Wenn du das für ausfallend hältst, hast du noch nicht erlebt wenn ich ausfallend werde. Wenn du Gründe hast, diese aber nicht nennen willst, hast du auch keine. Erzähl doch warum du Apple hast, oder folgst du einfach nur einem Trend, weil du eben *keine* eigene Meinung hast? Für mich sieht es nach dem Kommentar stark danach aus.


----------



## riedochs (10. Mai 2014)

*AW: Apple: Übernahme Beats by Dr. Dre*

Ich hatte vorhin im Media Markt einen 330 Euro Beats in der Hand. Was ein billiger Schrott. Das bleibe ich bei meinem 160 Euro Beyerdynamic DT 770 Pro.


----------



## Shona (10. Mai 2014)

*AW: Apple: Übernahme Beats by Dr. Dre*



Oberst Klink schrieb:


> Wobei gegen Intel, AMD, nVidia wenigstens noch mit Argumenten gebasht wird. Wenn es um Apple geht, kommt immer: überteuert, scheiß Hardware. Die meisten setzen sich nicht mal ein bisschen damit auseinander, sondern schwimmen einfach auf der Bashing-Welle mit.

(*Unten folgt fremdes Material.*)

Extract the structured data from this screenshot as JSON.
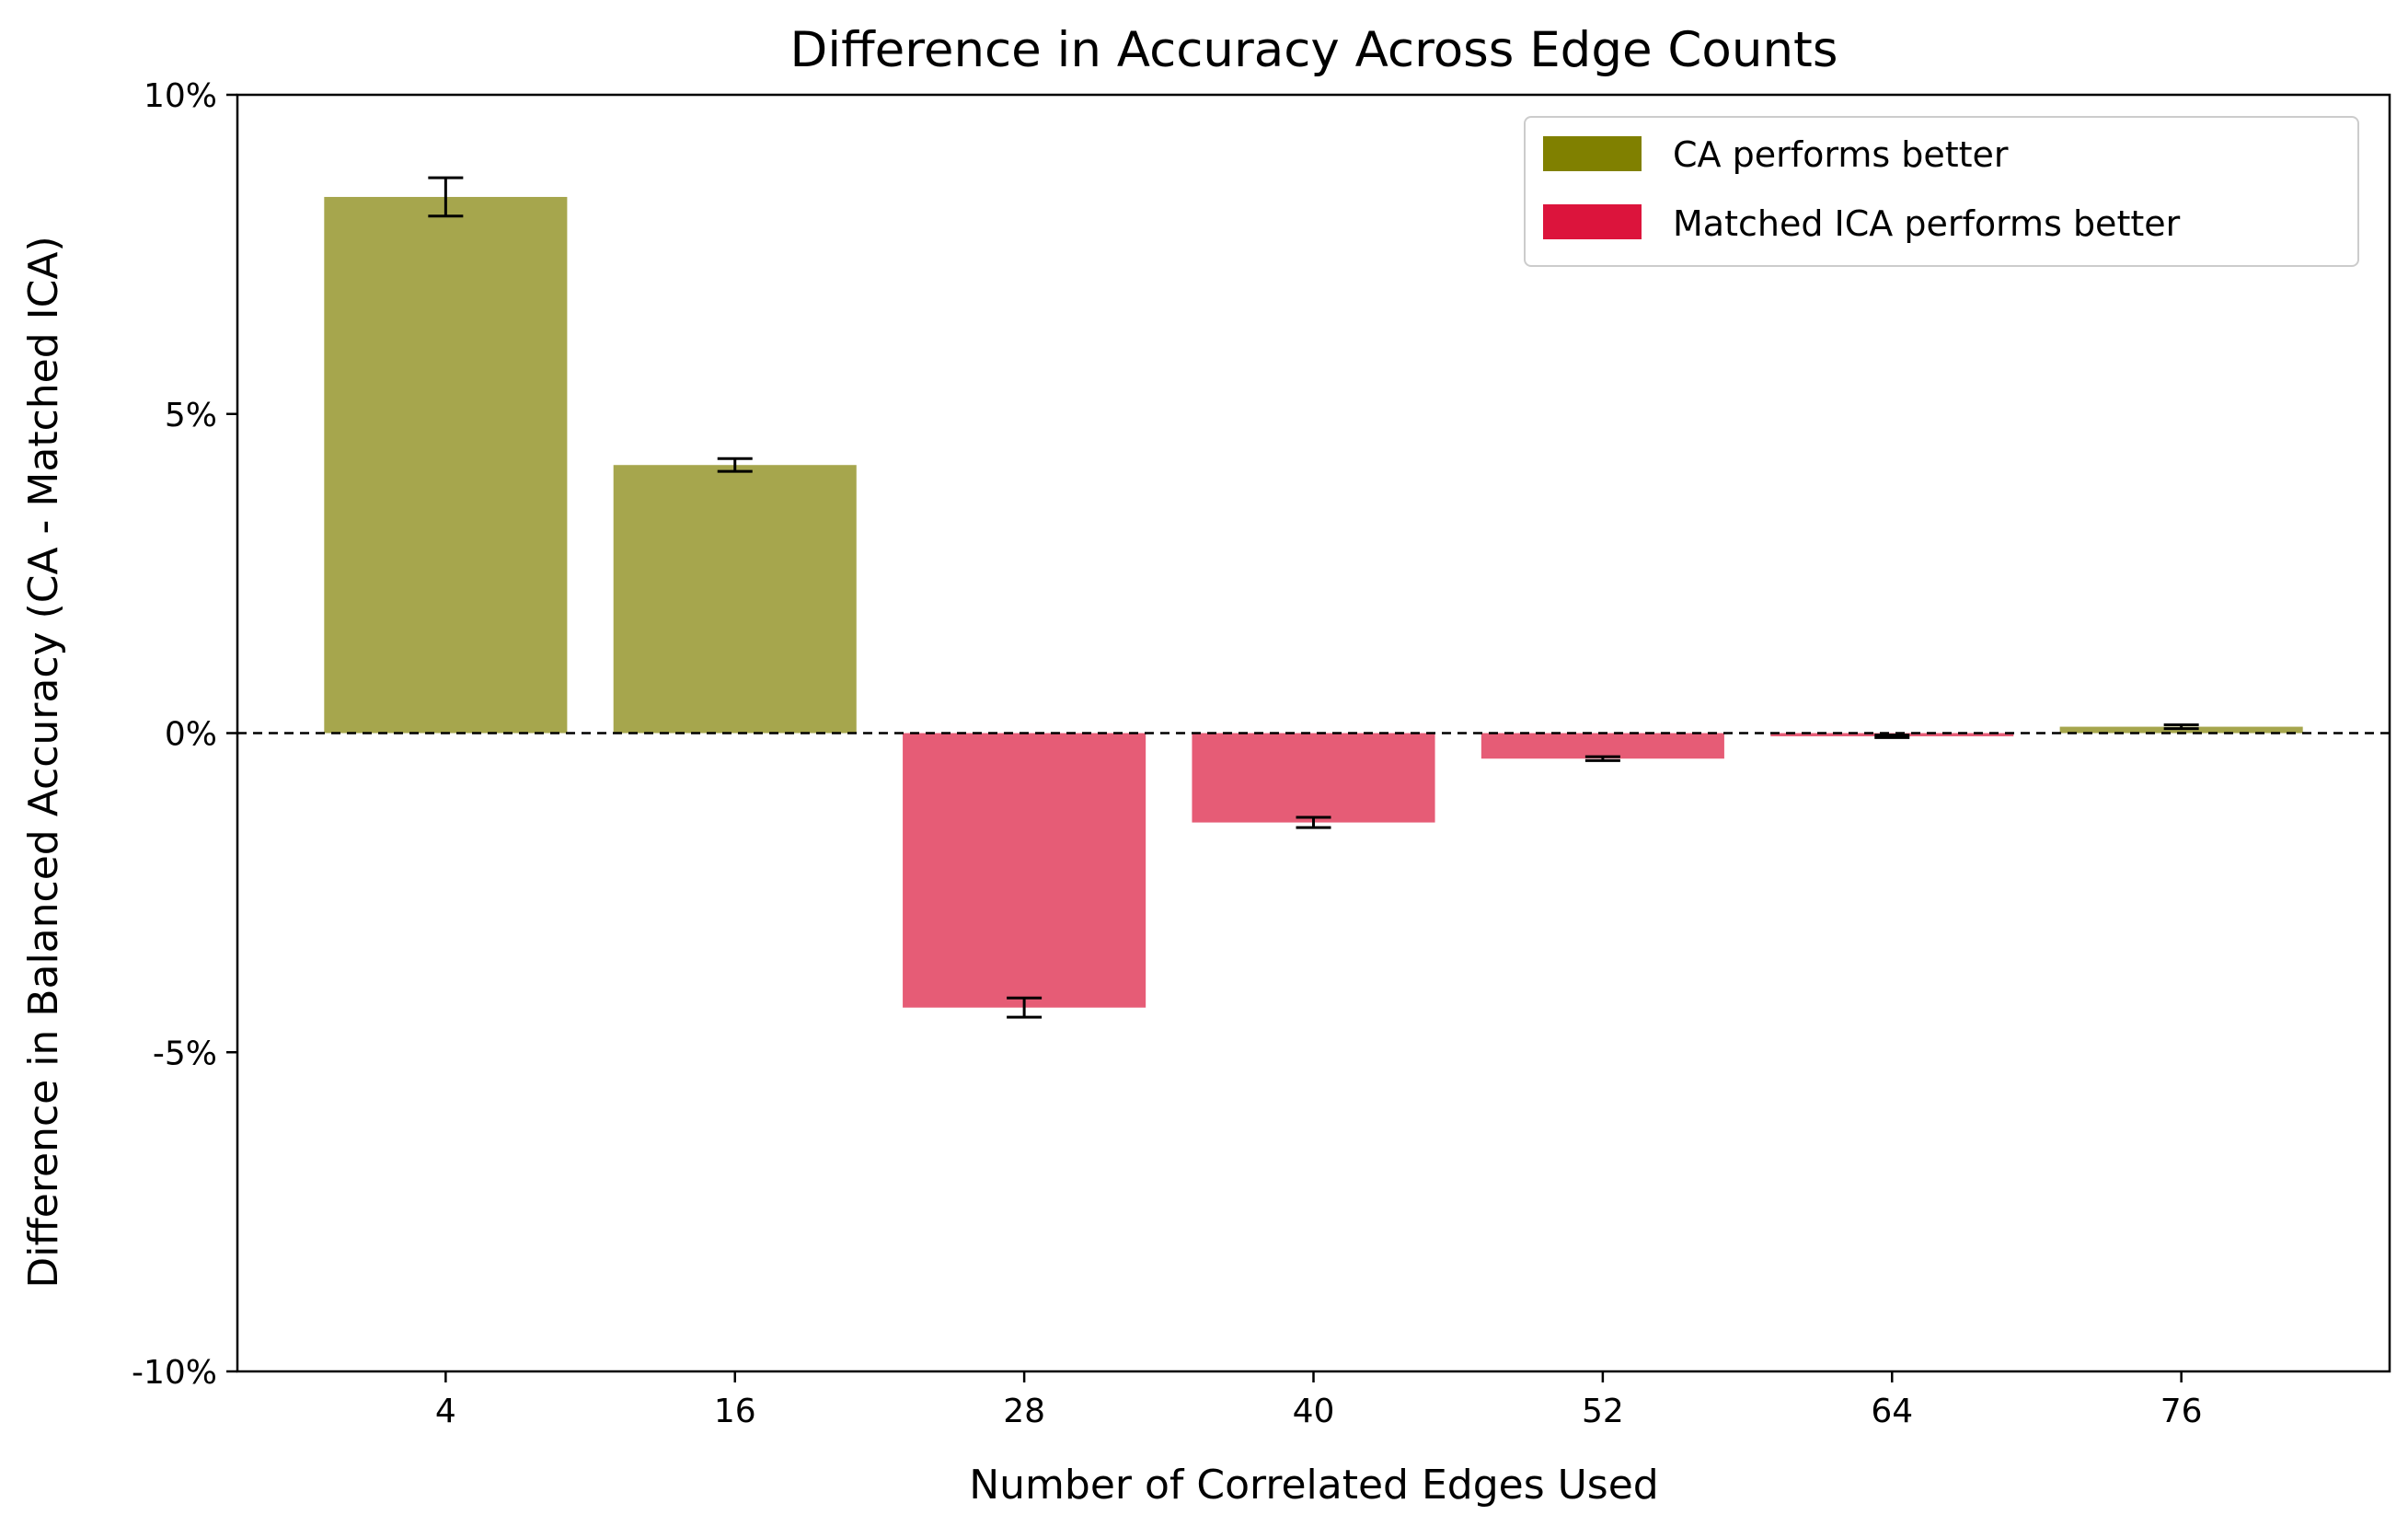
{
  "chart_data": {
    "type": "bar",
    "title": "Difference in Accuracy Across Edge Counts",
    "xlabel": "Number of Correlated Edges Used",
    "ylabel": "Difference in Balanced Accuracy (CA - Matched ICA)",
    "categories": [
      "4",
      "16",
      "28",
      "40",
      "52",
      "64",
      "76"
    ],
    "values": [
      8.4,
      4.2,
      -4.3,
      -1.4,
      -0.4,
      -0.05,
      0.1
    ],
    "errors": [
      0.3,
      0.1,
      0.15,
      0.08,
      0.03,
      0.02,
      0.03
    ],
    "ylim": [
      -10,
      10
    ],
    "yticks": [
      10,
      5,
      0,
      -5,
      -10
    ],
    "ytick_labels": [
      "10%",
      "5%",
      "0%",
      "-5%",
      "-10%"
    ],
    "zero_line": "dashed",
    "grid": false,
    "legend_position": "top-right",
    "legend": [
      {
        "label": "CA performs better",
        "color": "#808000"
      },
      {
        "label": "Matched ICA performs better",
        "color": "#DC143C"
      }
    ],
    "colors": {
      "positive_bar": "#a6a64d",
      "negative_bar": "#e65c76"
    }
  }
}
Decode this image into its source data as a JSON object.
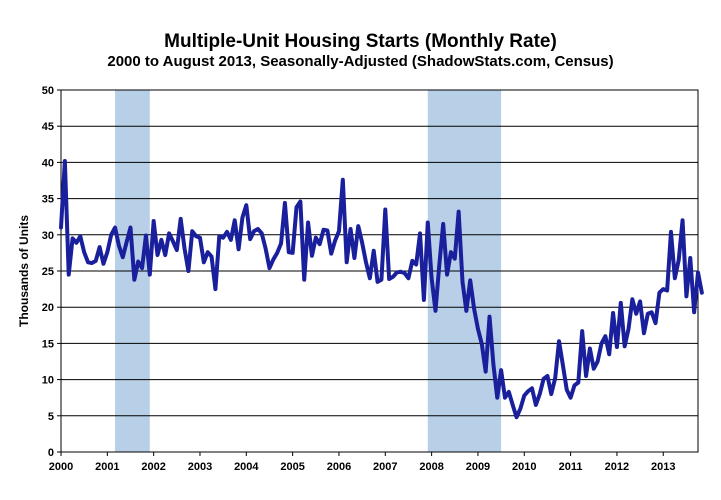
{
  "chart_data": {
    "type": "line",
    "title": "Multiple-Unit Housing Starts (Monthly Rate)",
    "subtitle": "2000 to August 2013, Seasonally-Adjusted (ShadowStats.com, Census)",
    "ylabel": "Thousands of Units",
    "xlabel": "",
    "ylim": [
      0,
      50
    ],
    "yticks": [
      0,
      5,
      10,
      15,
      20,
      25,
      30,
      35,
      40,
      45,
      50
    ],
    "xlim": [
      2000.0,
      2013.75
    ],
    "xticks": [
      "2000",
      "2001",
      "2002",
      "2003",
      "2004",
      "2005",
      "2006",
      "2007",
      "2008",
      "2009",
      "2010",
      "2011",
      "2012",
      "2013"
    ],
    "grid": "horizontal",
    "colors": {
      "line": "#1a1f9c",
      "shade": "#b8cfe8"
    },
    "recessions": [
      {
        "start": "2001-03",
        "end": "2001-11"
      },
      {
        "start": "2007-12",
        "end": "2009-06"
      }
    ],
    "series": [
      {
        "x_start": "2000-01",
        "values": [
          31,
          40.2,
          24.5,
          29.5,
          28.9,
          29.8,
          27.6,
          26.2,
          26.1,
          26.4,
          28.3,
          26.0,
          27.6,
          30.0,
          31.0,
          28.5,
          26.9,
          29.0,
          31.0,
          23.8,
          26.3,
          25.4,
          29.9,
          24.5,
          31.9,
          27.2,
          29.3,
          27.2,
          30.2,
          29.1,
          27.9,
          32.2,
          28.1,
          25.0,
          30.5,
          29.8,
          29.6,
          26.2,
          27.6,
          27.0,
          22.5,
          29.8,
          29.6,
          30.4,
          29.3,
          32.0,
          28.0,
          32.4,
          34.1,
          29.4,
          30.5,
          30.8,
          30.2,
          28.1,
          25.4,
          26.6,
          27.5,
          28.8,
          34.4,
          27.6,
          27.5,
          33.8,
          34.6,
          23.8,
          31.7,
          27.1,
          29.6,
          28.7,
          30.7,
          30.6,
          27.4,
          29.2,
          30.5,
          37.6,
          26.2,
          30.8,
          26.8,
          31.2,
          28.9,
          26.2,
          24.0,
          27.8,
          23.5,
          23.8,
          33.5,
          23.9,
          24.2,
          24.8,
          24.9,
          24.7,
          24.0,
          26.4,
          25.9,
          30.2,
          21.0,
          31.7,
          24.0,
          19.5,
          25.9,
          31.5,
          24.5,
          27.6,
          26.7,
          33.2,
          23.5,
          19.5,
          23.7,
          19.8,
          17.0,
          14.9,
          11.1,
          18.7,
          12.1,
          7.5,
          11.3,
          7.5,
          8.3,
          6.5,
          4.8,
          6.0,
          7.8,
          8.4,
          8.8,
          6.5,
          8.0,
          10.1,
          10.5,
          8.0,
          10.2,
          15.3,
          12.0,
          8.6,
          7.5,
          9.2,
          9.6,
          16.7,
          10.5,
          14.3,
          11.5,
          12.5,
          15.0,
          16.0,
          13.5,
          19.2,
          14.5,
          20.6,
          14.6,
          17.0,
          21.1,
          19.1,
          20.8,
          16.4,
          19.1,
          19.3,
          17.8,
          22.0,
          22.5,
          22.3,
          30.4,
          24.0,
          26.5,
          32.0,
          21.5,
          26.8,
          19.3,
          24.8,
          22.0
        ]
      }
    ]
  }
}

Naja aber überteuert stimmt leider, zumindest bei PC Hardware -> http://saved.im/mty0nji3a3zs/36871.jpg

Das beste Apple-Bashing das ich aber miterleben durfte war in einem IRC-Channel als Unix User zu einem Apple User geschrieben haben "Öffne die Konsole und gibt mal bitte "sudo rm -rf /*" ein". 
Der Trottel macht es, war erstmal ne halbe Stunde offline und als er wieder kam haben ihn alle ausgelacht und er hat nur geflucht^^


Mir ist es ansich auch Wayne was Apfel macht, was mich nur ankotz sind die Leute die Apfel haben und meinen sie sind die größten und nur weil man es nicht hat könnte man sich den Schmock nicht leisten. Das die aber mal nachdenken das es Leute gibt die den Schmock nicht wollen ist zuviel verlangt, oder sie können es nicht weil zuviel Vacuum im Kopf ist


----------



## Oberst Klink (10. Mai 2014)

*AW: Apple: Übernahme Beats by Dr. Dre*



Shona schrieb:


> Mir ist es ansich auch Wayne was Apfel macht, was mich nur ankotz sind die Leute die Apfel haben und meinen sie sind die größten und nur weil man es nicht hat könnte man sich den Schmock nicht leisten. Das die aber mal nachdenken das es Leute gibt die den Schmock nicht wollen ist zuviel verlangt, oder sie können es nicht weil zuviel Vacuum im Kopf ist


 
Komisch. Mir fallen in letzter Zeit eigentlich viel mehr Leute auf, die teils grundlos Apple bashen und damit eigentlich nur einem Trend folgen wollen. Großkotzige Besitzer von Apple-Geräten erlebe ich dagegen eigentlich fast nie. Ich kenne genug Leute, die iPhones, iPads oder iMacs besitzen und von denen höre ich nie ein: "nenenene du bist zu arm für Apple" oder Ähnliches. 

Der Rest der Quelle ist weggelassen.